Babysitter pleads not guilty at trial on two counts of murder
(CNN) — A Texas kindergarten teacher pleaded not guilty Friday to murdering a 5-year-old girl and is expected to be found guilty of killing her as an adult.
Charity Nurse Melissa Miller of Houston said as a 16-year veteran of the Texas Department of Family and Protective Services, she killed 17-year-old Sarah Anderson in her bedroom in 2005.
She faces the possibility of life in prison if convicted.
In addition to a death sentence for her former patient, a judge Friday imposed the possibility of life in prison without parole on the other three men involved, who were 14 at the time of Anderson’s death.
Anderson, a first-grader at Keller Elementary School in the early morning hours of May 19, 2005, was pronounced dead at the scene of the murder. MilSM 카지노ler claimed to have killed her in self-defense, and called herself a “hero” and “heroine” during her trial.
Her attorney, Thomas J. Miller, said his client “feared and loved” her former teacher and will “definitely continue to serve the American people.”
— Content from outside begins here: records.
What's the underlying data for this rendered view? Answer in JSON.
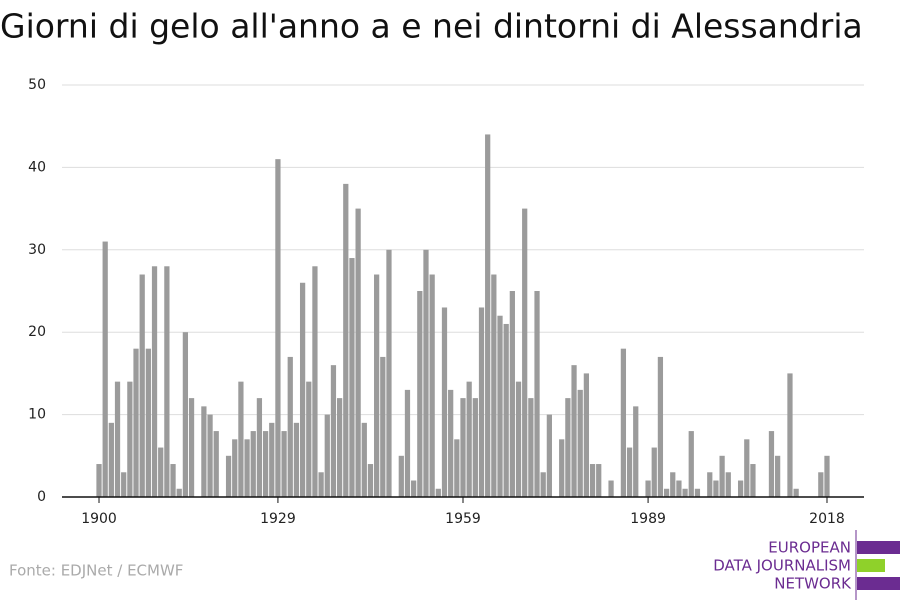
{
  "chart_data": {
    "type": "bar",
    "title": "Giorni di gelo all'anno a e nei dintorni di Alessandria",
    "x": [
      1900,
      1901,
      1902,
      1903,
      1904,
      1905,
      1906,
      1907,
      1908,
      1909,
      1910,
      1911,
      1912,
      1913,
      1914,
      1915,
      1916,
      1917,
      1918,
      1919,
      1920,
      1921,
      1922,
      1923,
      1924,
      1925,
      1926,
      1927,
      1928,
      1929,
      1930,
      1931,
      1932,
      1933,
      1934,
      1935,
      1936,
      1937,
      1938,
      1939,
      1940,
      1941,
      1942,
      1943,
      1944,
      1945,
      1946,
      1947,
      1948,
      1949,
      1950,
      1951,
      1952,
      1953,
      1954,
      1955,
      1956,
      1957,
      1958,
      1959,
      1960,
      1961,
      1962,
      1963,
      1964,
      1965,
      1966,
      1967,
      1968,
      1969,
      1970,
      1971,
      1972,
      1973,
      1974,
      1975,
      1976,
      1977,
      1978,
      1979,
      1980,
      1981,
      1982,
      1983,
      1984,
      1985,
      1986,
      1987,
      1988,
      1989,
      1990,
      1991,
      1992,
      1993,
      1994,
      1995,
      1996,
      1997,
      1998,
      1999,
      2000,
      2001,
      2002,
      2003,
      2004,
      2005,
      2006,
      2007,
      2008,
      2009,
      2010,
      2011,
      2012,
      2013,
      2014,
      2015,
      2016,
      2017,
      2018
    ],
    "values": [
      4,
      31,
      9,
      14,
      3,
      14,
      18,
      27,
      18,
      28,
      6,
      28,
      4,
      1,
      20,
      12,
      0,
      11,
      10,
      8,
      0,
      5,
      7,
      14,
      7,
      8,
      12,
      8,
      9,
      41,
      8,
      17,
      9,
      26,
      14,
      28,
      3,
      10,
      16,
      12,
      38,
      29,
      35,
      9,
      4,
      27,
      17,
      30,
      0,
      5,
      13,
      2,
      25,
      30,
      27,
      1,
      23,
      13,
      7,
      12,
      14,
      12,
      23,
      44,
      27,
      22,
      21,
      25,
      14,
      35,
      12,
      25,
      3,
      10,
      0,
      7,
      12,
      16,
      13,
      15,
      4,
      4,
      0,
      2,
      0,
      18,
      6,
      11,
      0,
      2,
      6,
      17,
      1,
      3,
      2,
      1,
      8,
      1,
      0,
      3,
      2,
      5,
      3,
      0,
      2,
      7,
      4,
      0,
      0,
      8,
      5,
      0,
      15,
      1,
      0,
      0,
      0,
      3,
      5
    ],
    "color": "#9b9b9b",
    "xlim": [
      1894,
      2024
    ],
    "xticks": [
      1900,
      1929,
      1959,
      1989,
      2018
    ],
    "ylim": [
      0,
      50
    ],
    "yticks": [
      0,
      10,
      20,
      30,
      40,
      50
    ],
    "grid": true
  },
  "source": "Fonte: EDJNet / ECMWF",
  "logo": [
    "EUROPEAN",
    "DATA JOURNALISM",
    "NETWORK"
  ]
}
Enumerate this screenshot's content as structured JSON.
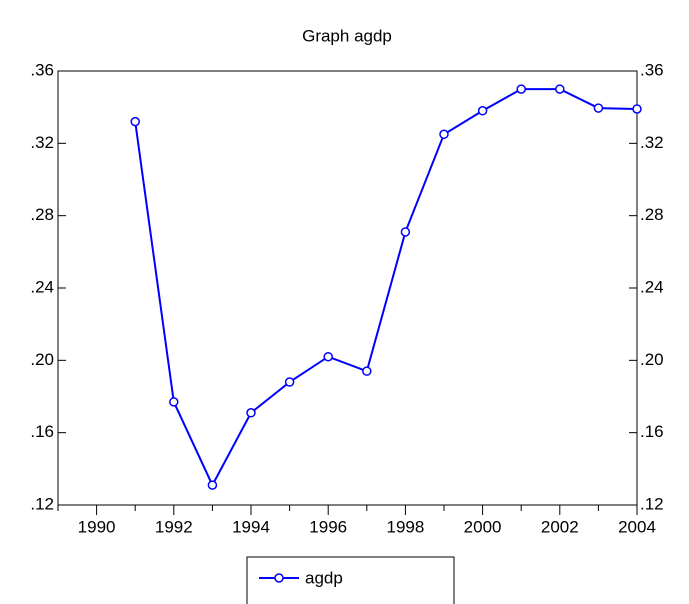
{
  "chart_data": {
    "type": "line",
    "title": "Graph agdp",
    "x": [
      1991,
      1992,
      1993,
      1994,
      1995,
      1996,
      1997,
      1998,
      1999,
      2000,
      2001,
      2002,
      2003,
      2004
    ],
    "series": [
      {
        "name": "agdp",
        "color": "#0000ff",
        "values": [
          0.332,
          0.177,
          0.131,
          0.171,
          0.188,
          0.202,
          0.194,
          0.271,
          0.325,
          0.338,
          0.35,
          0.35,
          0.3395,
          0.339
        ]
      }
    ],
    "xlim": [
      1989,
      2004
    ],
    "xticks": [
      1990,
      1992,
      1994,
      1996,
      1998,
      2000,
      2002,
      2004
    ],
    "xminorticks": [
      1989,
      1991,
      1993,
      1995,
      1997,
      1999,
      2001,
      2003
    ],
    "ylim": [
      0.12,
      0.36
    ],
    "yticks": [
      {
        "value": 0.12,
        "label": ".12"
      },
      {
        "value": 0.16,
        "label": ".16"
      },
      {
        "value": 0.2,
        "label": ".20"
      },
      {
        "value": 0.24,
        "label": ".24"
      },
      {
        "value": 0.28,
        "label": ".28"
      },
      {
        "value": 0.32,
        "label": ".32"
      },
      {
        "value": 0.36,
        "label": ".36"
      }
    ],
    "legend": "bottom"
  }
}
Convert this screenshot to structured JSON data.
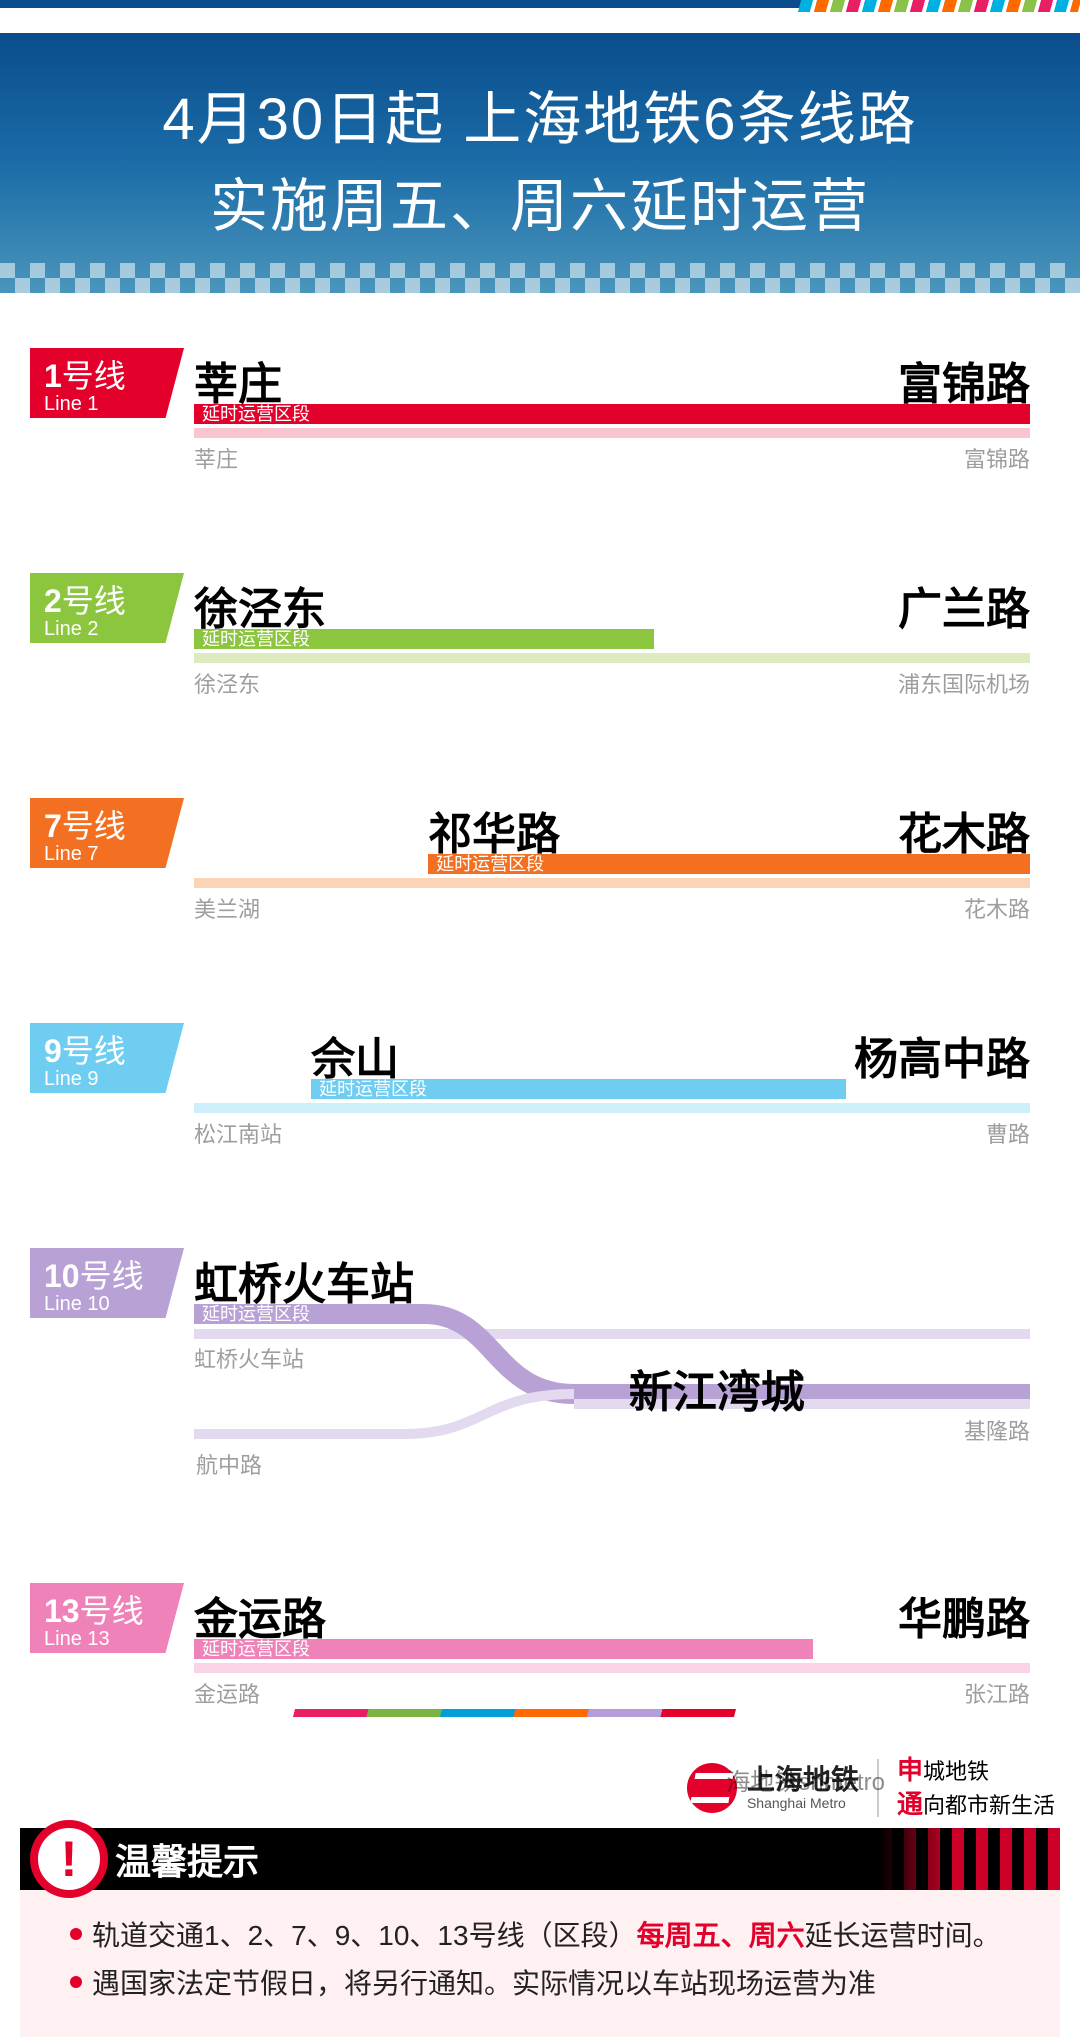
{
  "header": {
    "line1": "4月30日起  上海地铁6条线路",
    "line2": "实施周五、周六延时运营"
  },
  "segment_tag_text": "延时运营区段",
  "lines": [
    {
      "id": "1",
      "num": "1",
      "hao": "号线",
      "en": "Line 1",
      "color": "#e3002b",
      "light": "#f7c6cf",
      "ext_start_label": "莘庄",
      "ext_end_label": "富锦路",
      "full_start_label": "莘庄",
      "full_end_label": "富锦路",
      "ext_left_pct": 0,
      "ext_right_pct": 100,
      "end_label_pos_pct": 100,
      "end_align": "right"
    },
    {
      "id": "2",
      "num": "2",
      "hao": "号线",
      "en": "Line 2",
      "color": "#8cc63f",
      "light": "#dcecc0",
      "ext_start_label": "徐泾东",
      "ext_end_label": "广兰路",
      "full_start_label": "徐泾东",
      "full_end_label": "浦东国际机场",
      "ext_left_pct": 0,
      "ext_right_pct": 55,
      "end_label_pos_pct": 55,
      "end_align": "right"
    },
    {
      "id": "7",
      "num": "7",
      "hao": "号线",
      "en": "Line 7",
      "color": "#f36f21",
      "light": "#fbd3b6",
      "ext_start_label": "祁华路",
      "ext_end_label": "花木路",
      "full_start_label": "美兰湖",
      "full_end_label": "花木路",
      "ext_left_pct": 28,
      "ext_right_pct": 100,
      "start_label_pos_pct": 28,
      "end_label_pos_pct": 100,
      "end_align": "right"
    },
    {
      "id": "9",
      "num": "9",
      "hao": "号线",
      "en": "Line 9",
      "color": "#6ecdf1",
      "light": "#cdeefa",
      "ext_start_label": "佘山",
      "ext_end_label": "杨高中路",
      "full_start_label": "松江南站",
      "full_end_label": "曹路",
      "ext_left_pct": 14,
      "ext_right_pct": 78,
      "start_label_pos_pct": 14,
      "end_label_pos_pct": 78,
      "end_align": "right"
    },
    {
      "id": "10",
      "num": "10",
      "hao": "号线",
      "en": "Line 10",
      "color": "#b8a1d4",
      "light": "#e4daf0",
      "ext_start_label": "虹桥火车站",
      "ext_end_label": "新江湾城",
      "full_start_label": "虹桥火车站",
      "full_end_label": "基隆路",
      "branch2_start_label": "航中路",
      "ext_left_pct": 0,
      "ext_right_pct": 100,
      "dest_label_pos_pct": 52,
      "is_branching": true
    },
    {
      "id": "13",
      "num": "13",
      "hao": "号线",
      "en": "Line 13",
      "color": "#ef82b8",
      "light": "#f9d4e6",
      "ext_start_label": "金运路",
      "ext_end_label": "华鹏路",
      "full_start_label": "金运路",
      "full_end_label": "张江路",
      "ext_left_pct": 0,
      "ext_right_pct": 74,
      "end_label_pos_pct": 74,
      "end_align": "right"
    }
  ],
  "notice": {
    "title": "温馨提示",
    "items": [
      {
        "pre": "轨道交通1、2、7、9、10、13号线（区段）",
        "hl": "每周五、周六",
        "post": "延长运营时间。"
      },
      {
        "pre": "遇国家法定节假日，将另行通知。实际情况以车站现场运营为准",
        "hl": "",
        "post": ""
      }
    ]
  },
  "footer": {
    "brand_cn": "上海地铁",
    "brand_en": "Shanghai Metro",
    "tag1_bold": "申",
    "tag1_rest": "城地铁",
    "tag2_bold": "通",
    "tag2_rest": "向都市新生活",
    "watermark": "海地铁shmetro"
  }
}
A jury was not instructed in the case but was required to be “present in person on Thursday, in person on Saturday” as part of the bail hearing.
Prosecutors and other officials said in closing arguments last month that the case against Miller was “a sham.”
Prosecutor Andrew J. Curbelo, the prosecutor in the pr월드 카지노osecution’s final stages of the trial, said Friday he was “shocked” that Miller may still be “a bright star” when it comes to public perception and public trust in public sector employee safety.
The prosecution and defense had a우리 카지노 쿠폰 “couple of weeks to prepare,” Curbelo said, but the trial had to move quickly because Anderson’s case was moving along quickly, which meant prosecutors had to start with the “troubles” that had been brewing for weeks.
Miller, dressed in a black jacket and brown pants, took the stand after two hours of testimony and was not identified during the closing arguments. She did not participate in the defense’s final arguments, but the judge allowed her to be represented by defense lawyer Edward Yee on several occasions.
The case drew national attention and the attention of the media and a special prosecutor, Kenneth J. Ramsey. Ramsey’s office released video from the surveillance of the murder and Miller’s testimony.